A Adega do Monte Branco está indignada com a utilização do seu nome num processo de investigação de branqueamento de capitais e crimes financeiros.

“A utilização desta
sua denominação pode colocar em causa as trocas comerciais colocando em risco o
seu bom nome e do seu produto”, diz o produtr de vinho de Estremoz que, desde 2004, tem produzido vinho com as marcas “Monte Branco” e “Alento”, dizem em nota enviada às redações.

Houve
insensibilidade na escolha do nome que designa esta operação tão delicada. Ler
em jornais e nos vários meios de comunicação social que a operação “Monte
Branco” fez branqueamento de milhões de euros, pode confundir os consumidores e
os nossos parceiros”, diz

Luís Louro, proprietário
da Adega do Monte Branco, citado em nota de imprensa.
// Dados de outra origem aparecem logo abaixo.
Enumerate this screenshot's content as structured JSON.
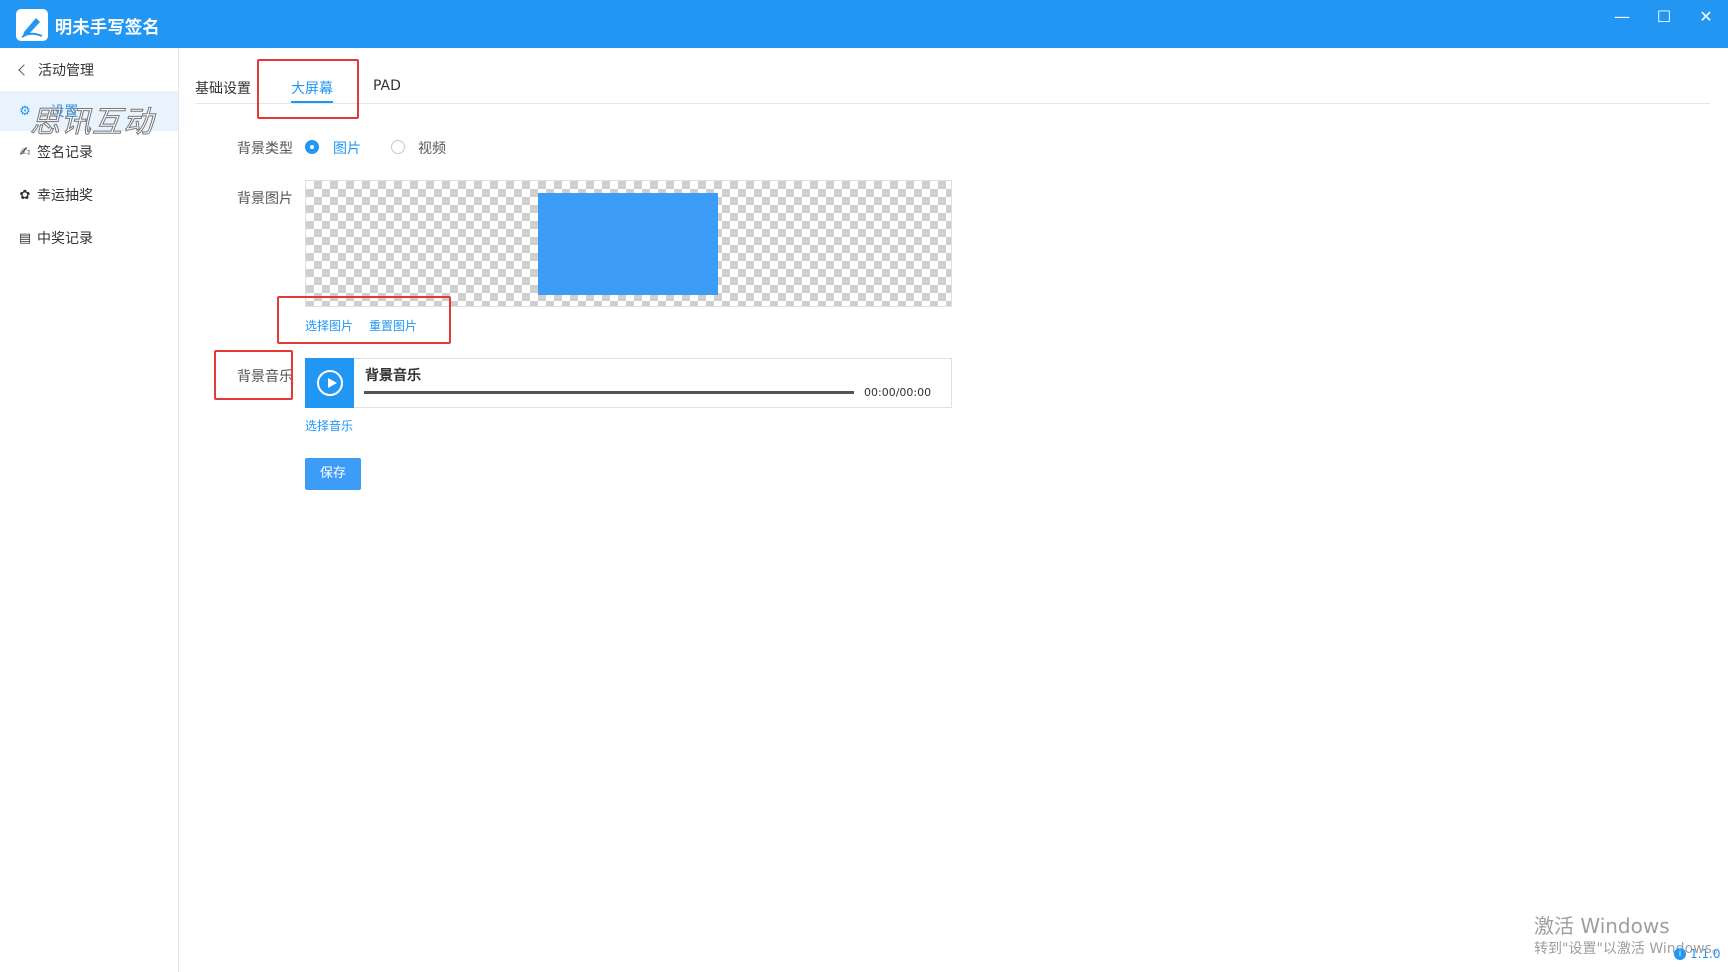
{
  "window": {
    "title": "明未手写签名",
    "minimize": "—",
    "maximize": "☐",
    "close": "✕"
  },
  "sidebar": {
    "back_label": "活动管理",
    "watermark": "思讯互动",
    "items": [
      {
        "label": "...设置",
        "icon": "gear-icon",
        "active": true
      },
      {
        "label": "签名记录",
        "icon": "signature-icon",
        "active": false
      },
      {
        "label": "幸运抽奖",
        "icon": "lottery-icon",
        "active": false
      },
      {
        "label": "中奖记录",
        "icon": "record-icon",
        "active": false
      }
    ]
  },
  "tabs": [
    {
      "label": "基础设置",
      "active": false
    },
    {
      "label": "大屏幕",
      "active": true
    },
    {
      "label": "PAD",
      "active": false
    }
  ],
  "form": {
    "bg_type_label": "背景类型",
    "bg_type_options": [
      {
        "label": "图片",
        "checked": true
      },
      {
        "label": "视频",
        "checked": false
      }
    ],
    "bg_image_label": "背景图片",
    "select_image": "选择图片",
    "reset_image": "重置图片",
    "bg_music_label": "背景音乐",
    "music_title": "背景音乐",
    "music_time": "00:00/00:00",
    "select_music": "选择音乐",
    "save": "保存"
  },
  "footer": {
    "activate_line1": "激活 Windows",
    "activate_line2": "转到\"设置\"以激活 Windows。",
    "version": "1.1.0"
  },
  "colors": {
    "accent": "#2196f3",
    "annotation": "#e53935"
  }
}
Reservamos o direito a reagir a este tipo de situações e
deverá no futuro haver mais cuidado para que estes títulos não arrastem nenhuma
instituição credível para situações que possam gerar confusão quer no mercado
nacional quer no internacional”, continua.

A Adega “orienta-se
pelos princípios legais das entidades que regulam a atividade vitivinícola e
empresarial do nosso país e declara-se cumpridora das suas obrigações fiscais”.